The presence of trait variation in prey or predator populations may affect the stability and the shape, i.e. amplitude and phase, of predator-prey dynamics. However, while previous studies have shown how trait variation can alter the overall amplitude of the predator-prey oscillations, this altered amplitude remained constant over time. This strongly contrasts with empirically observed predator-prey dynamics and recent theoretical work, showing that several mechanisms may lead to so called intermittent predator- prey cycles where the amplitude of the predator-prey dynamics varies temporally.

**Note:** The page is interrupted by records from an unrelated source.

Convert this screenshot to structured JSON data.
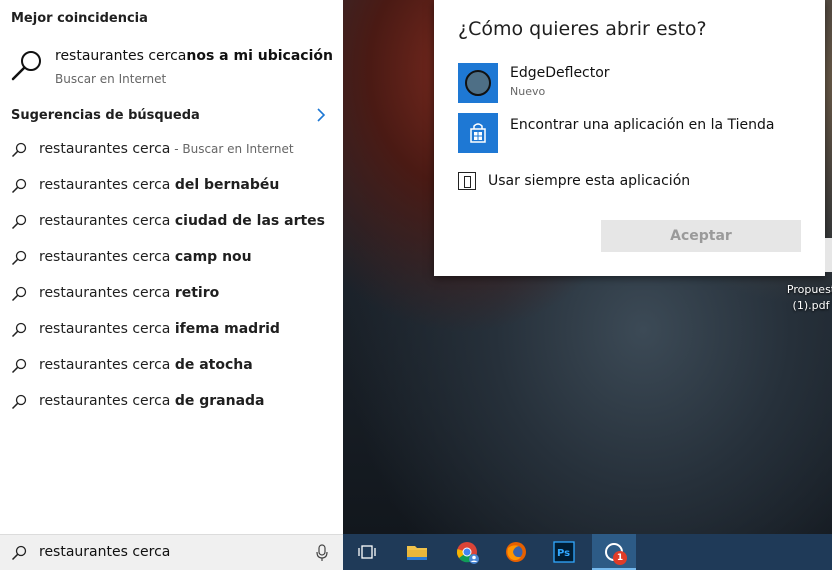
{
  "search_panel": {
    "best_match_title": "Mejor coincidencia",
    "best_match": {
      "query_prefix": "restaurantes cerca",
      "query_completion": "nos a mi ubicación",
      "subtitle": "Buscar en Internet"
    },
    "suggestions_title": "Sugerencias de búsqueda",
    "suggestions": [
      {
        "prefix": "restaurantes cerca",
        "completion": "",
        "hint": " - Buscar en Internet"
      },
      {
        "prefix": "restaurantes cerca ",
        "completion": "del bernabéu",
        "hint": ""
      },
      {
        "prefix": "restaurantes cerca ",
        "completion": "ciudad de las artes",
        "hint": ""
      },
      {
        "prefix": "restaurantes cerca ",
        "completion": "camp nou",
        "hint": ""
      },
      {
        "prefix": "restaurantes cerca ",
        "completion": "retiro",
        "hint": ""
      },
      {
        "prefix": "restaurantes cerca ",
        "completion": "ifema madrid",
        "hint": ""
      },
      {
        "prefix": "restaurantes cerca ",
        "completion": "de atocha",
        "hint": ""
      },
      {
        "prefix": "restaurantes cerca ",
        "completion": "de granada",
        "hint": ""
      }
    ]
  },
  "search_box": {
    "value": "restaurantes cerca"
  },
  "dialog": {
    "heading": "¿Cómo quieres abrir esto?",
    "apps": [
      {
        "name": "EdgeDeflector",
        "note": "Nuevo"
      },
      {
        "name": "Encontrar una aplicación en la Tienda",
        "note": ""
      }
    ],
    "always_use_label": "Usar siempre esta aplicación",
    "accept_label": "Aceptar"
  },
  "desktop": {
    "file_label_line1": "Propuest",
    "file_label_line2": "(1).pdf"
  },
  "taskbar": {
    "items": [
      "task-view-icon",
      "file-explorer-icon",
      "chrome-icon",
      "firefox-icon",
      "photoshop-icon",
      "cortana-icon"
    ],
    "notification_count": "1"
  },
  "colors": {
    "accent_blue": "#1e78d4",
    "taskbar": "#1f3a58",
    "badge_red": "#e03c28"
  }
}
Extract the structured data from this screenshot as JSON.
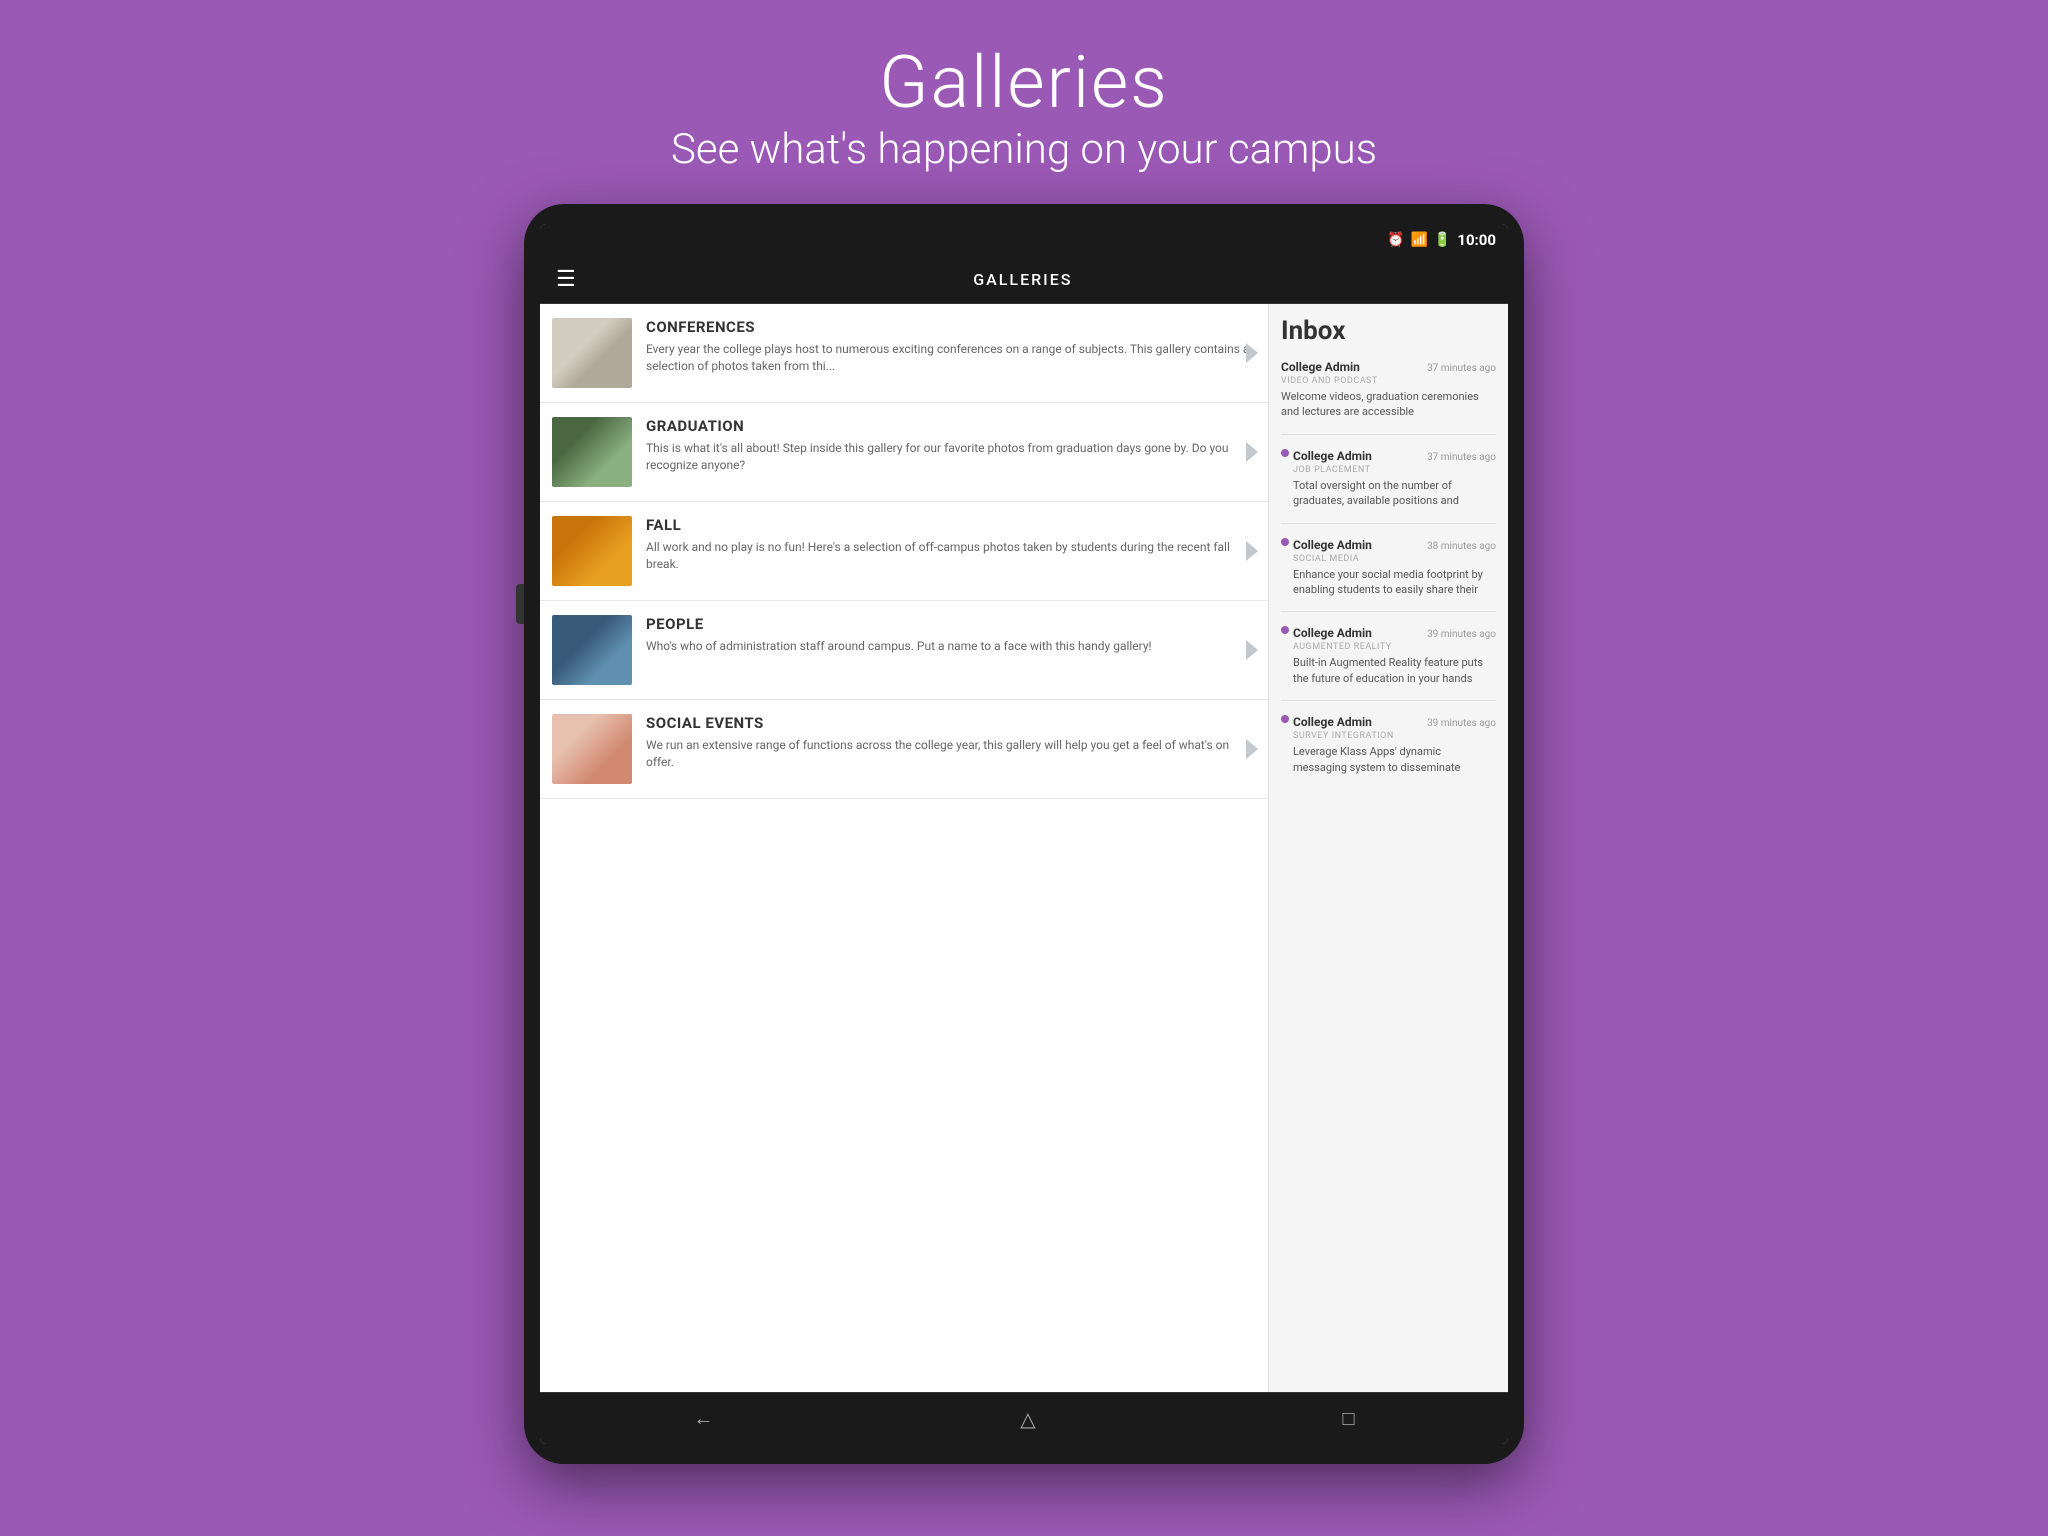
{
  "page": {
    "title": "Galleries",
    "subtitle": "See what's happening on your campus"
  },
  "status_bar": {
    "time": "10:00"
  },
  "app_bar": {
    "title": "GALLERIES"
  },
  "gallery_items": [
    {
      "id": "conferences",
      "title": "CONFERENCES",
      "description": "Every year the college plays host to numerous exciting conferences on a range of subjects.  This gallery contains a selection of photos taken from thi...",
      "thumb_class": "thumb-conferences"
    },
    {
      "id": "graduation",
      "title": "GRADUATION",
      "description": "This is what it's all about!  Step inside this gallery for our favorite photos from graduation days gone by.  Do you recognize anyone?",
      "thumb_class": "thumb-graduation"
    },
    {
      "id": "fall",
      "title": "FALL",
      "description": "All work and no play is no fun!  Here's a selection of off-campus photos taken by students during the recent fall break.",
      "thumb_class": "thumb-fall"
    },
    {
      "id": "people",
      "title": "PEOPLE",
      "description": "Who's who of administration staff around campus.  Put a name to a face with this handy gallery!",
      "thumb_class": "thumb-people"
    },
    {
      "id": "social-events",
      "title": "SOCIAL EVENTS",
      "description": "We run an extensive range of functions across the college year, this gallery will help you get a feel of what's on offer.",
      "thumb_class": "thumb-social"
    }
  ],
  "inbox": {
    "title": "Inbox",
    "items": [
      {
        "sender": "College Admin",
        "time": "37 minutes ago",
        "category": "VIDEO AND PODCAST",
        "preview": "Welcome videos, graduation ceremonies and lectures are accessible",
        "unread": false
      },
      {
        "sender": "College Admin",
        "time": "37 minutes ago",
        "category": "JOB PLACEMENT",
        "preview": "Total oversight on the number of graduates, available positions and",
        "unread": true
      },
      {
        "sender": "College Admin",
        "time": "38 minutes ago",
        "category": "SOCIAL MEDIA",
        "preview": "Enhance your social media footprint by enabling students to easily share their",
        "unread": true
      },
      {
        "sender": "College Admin",
        "time": "39 minutes ago",
        "category": "AUGMENTED REALITY",
        "preview": "Built-in Augmented Reality feature puts the future of education in your hands",
        "unread": true
      },
      {
        "sender": "College Admin",
        "time": "39 minutes ago",
        "category": "SURVEY INTEGRATION",
        "preview": "Leverage Klass Apps' dynamic messaging system to disseminate",
        "unread": true
      }
    ]
  }
}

For instance, trait differences that determine the functional responses of two predators may provoke temporal fluctuations in the amplitudes of the predator-prey cycles due to recurrent changes in the relative abundance of the two predator types: a predator with a relatively linear functional response promotes small-amplitude oscillations whereas a predator with a more strongly non-linear functional response stimulates larger amplitudes. We analysed various models that incorporate trait variation within prey, predators, or both, and identified three general conditions that are necessary for intermittent cycles to occur. First, the predator-prey system comprises at least two subsystems that exhibit substantial differences in the amplitude of their population dynamics and thus tendency to promote stable or unstable population dynamics. Second, these subsystems recurrently alternate in their dominance, leading to a second “trait” cycle superimposed on the population dynamics. Finally, the time scale of the trait dynamics must be significantly slower than that of the population dynamics. For instance, co-evolution may promote intermittent cycles in predator-prey dynamics by inducing a lag in the predators’ trait adjustment in response to altered trait values of the prey. The resulting temporal variation in the interaction strength between predator and prey is associated with temporal changes in the amplitudes of the population dynamics since e.g., a dominance of defended prey dampens the population dynamics whereas a high abundance of undefended prey enhances it. Our results highlight that intermittent cycles may frequently occur in simple predator-prey systems allowing for trait variation.